The Royal Chapel (Kaplica Królewska), also known as the Holy Spirit Church (Kościół pw. Świętego Ducha) and formally as the Holy Spirit, Andrew the Apostle, and John the Baptist Church (Kościół pw. Ducha Świętego oraz Andrzeja Apostoła i Jana Chrzciciela), is a Baroque Roman Catholic church located in Śródmieście, Gdańsk. Completed in 1681 and consecrated in 1685, it is a notable example of Baroque architecture in the city. It is a part of St. Mary's Church and hosts Mass on certain occasions. It is on the regional heritage list.

== Characteristics ==
The Chapel is located at ul. św. Ducha (Holy Spirit Street) 58, facing north, and was built in a Baroque style, being the only example of a Baroque church in the Main City; it is notable for its distinctive style.
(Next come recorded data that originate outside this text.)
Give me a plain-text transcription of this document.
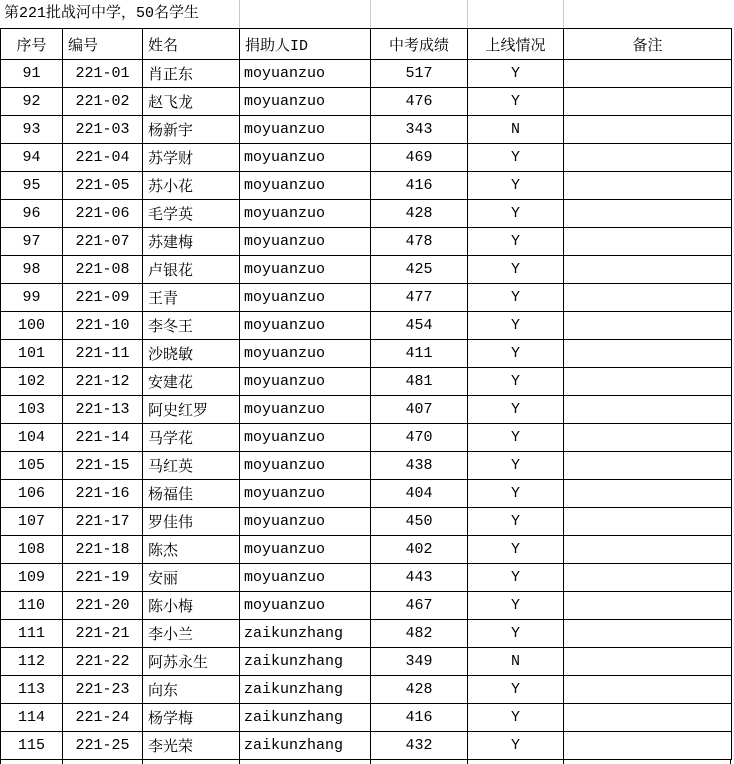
第221批战河中学，50名学生
序号	编号	姓名	捐助人ID	中考成绩	上线情况	备注
91	221-01	肖正东	moyuanzuo	517	Y	
92	221-02	赵飞龙	moyuanzuo	476	Y	
93	221-03	杨新宇	moyuanzuo	343	N	
94	221-04	苏学财	moyuanzuo	469	Y	
95	221-05	苏小花	moyuanzuo	416	Y	
96	221-06	毛学英	moyuanzuo	428	Y	
97	221-07	苏建梅	moyuanzuo	478	Y	
98	221-08	卢银花	moyuanzuo	425	Y	
99	221-09	王青	moyuanzuo	477	Y	
100	221-10	李冬王	moyuanzuo	454	Y	
101	221-11	沙晓敏	moyuanzuo	411	Y	
102	221-12	安建花	moyuanzuo	481	Y	
103	221-13	阿史红罗	moyuanzuo	407	Y	
104	221-14	马学花	moyuanzuo	470	Y	
105	221-15	马红英	moyuanzuo	438	Y	
106	221-16	杨福佳	moyuanzuo	404	Y	
107	221-17	罗佳伟	moyuanzuo	450	Y	
108	221-18	陈杰	moyuanzuo	402	Y	
109	221-19	安丽	moyuanzuo	443	Y	
110	221-20	陈小梅	moyuanzuo	467	Y	
111	221-21	李小兰	zaikunzhang	482	Y	
112	221-22	阿苏永生	zaikunzhang	349	N	
113	221-23	向东	zaikunzhang	428	Y	
114	221-24	杨学梅	zaikunzhang	416	Y	
115	221-25	李光荣	zaikunzhang	432	Y	
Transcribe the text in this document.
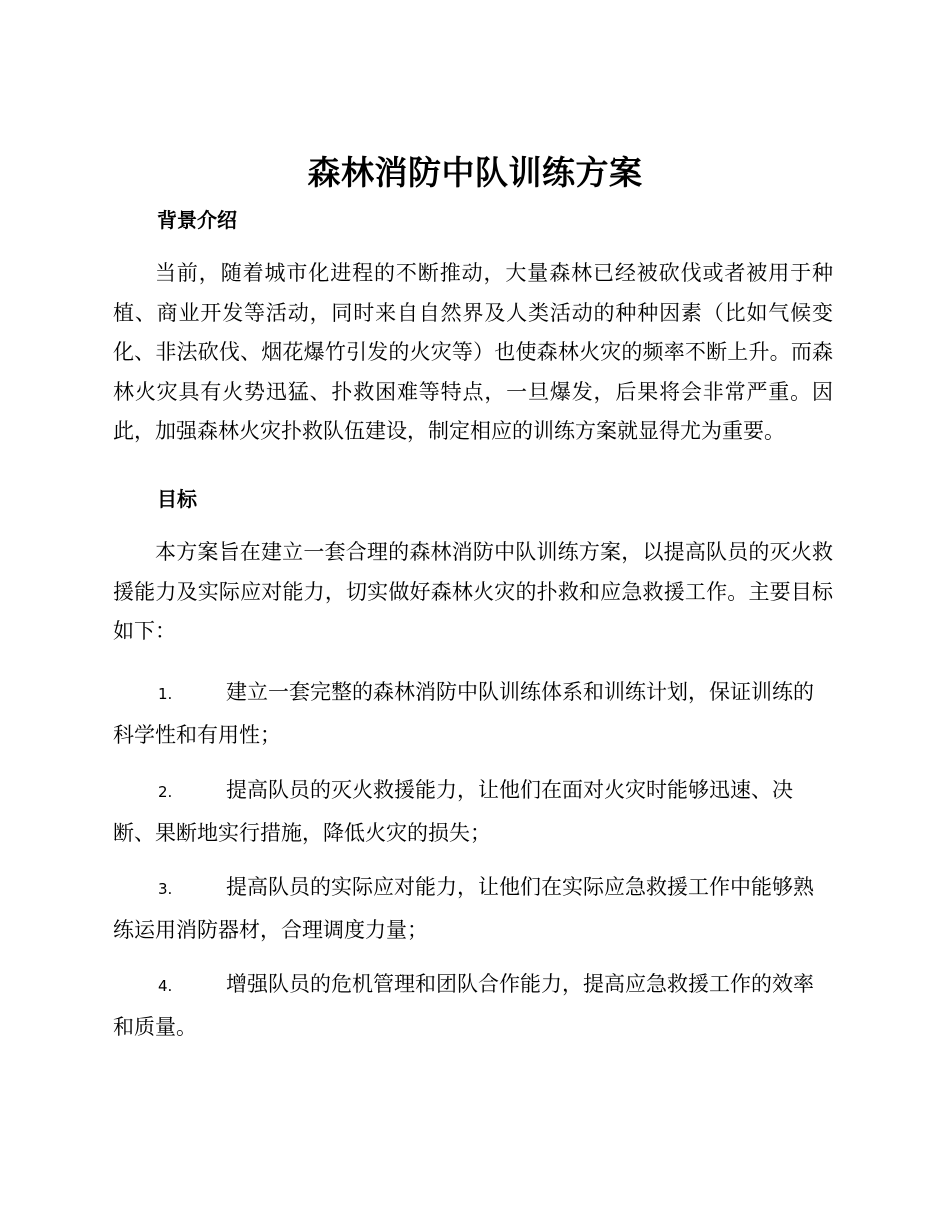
森林消防中队训练方案
背景介绍

当前，随着城市化进程的不断推动，大量森林已经被砍伐或者被用于种植、商业开发等活动，同时来自自然界及人类活动的种种因素（比如气候变化、非法砍伐、烟花爆竹引发的火灾等）也使森林火灾的频率不断上升。而森林火灾具有火势迅猛、扑救困难等特点，一旦爆发，后果将会非常严重。因此，加强森林火灾扑救队伍建设，制定相应的训练方案就显得尤为重要。

目标

本方案旨在建立一套合理的森林消防中队训练方案，以提高队员的灭火救援能力及实际应对能力，切实做好森林火灾的扑救和应急救援工作。主要目标如下：

1.	建立一套完整的森林消防中队训练体系和训练计划，保证训练的科学性和有用性；

2.	提高队员的灭火救援能力，让他们在面对火灾时能够迅速、决断、果断地实行措施，降低火灾的损失；

3.	提高队员的实际应对能力，让他们在实际应急救援工作中能够熟练运用消防器材，合理调度力量；

4.	增强队员的危机管理和团队合作能力，提高应急救援工作的效率和质量。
It is located between two smaller townhouses, and the façade of the church itself is partitioned from the townhouses by two pilasters. A central portal is further separated from the two other entrances to the building by two pilasters. One large dome and two smaller such structures are found above the façade.

As of 2014, tourist access to the Chapel had been restricted and could only be attained by contacting the offices of St. Mary's Church. As of 2013, it was only hosting church services for children on Sunday, but by 2025, it had shifted to services for tourists and English speakers. Mass is only held on certain occasions.

== History ==
Various clergy houses were present on the site of the modern-day Royal Chapel as early as the mid-14th century. In 1589, a chapel dedicated to Andrew the Apostle was founded near one clergy house, and in 1678, the construction of the Royal Chapel began. Its name derived from the fact that John III Sobieski was a principal patron of the project, though much of it was also funded by primate of Poland Andrzej Olszowski, who dedicated money to constructing the church in his last will and testament. Construction concluded in 1681, and the church was consecrated on 16 October 1685 by Bonawentura Madaliński as the Holy Spirit, Andrew the Apostle, and John the Baptist Church.

Its designer was the Dutch-Polish architect Tylman van Gameren. Starting in 1840, it became the seat of its own parish, maintaining that role up to October 1962. During the Siege of Danzig in 1945, the Chapel suffered extensive damage. It was rebuilt from 1946 to 1948 and ceased being the parish seat in 1962. A renovation of the church began in 2025.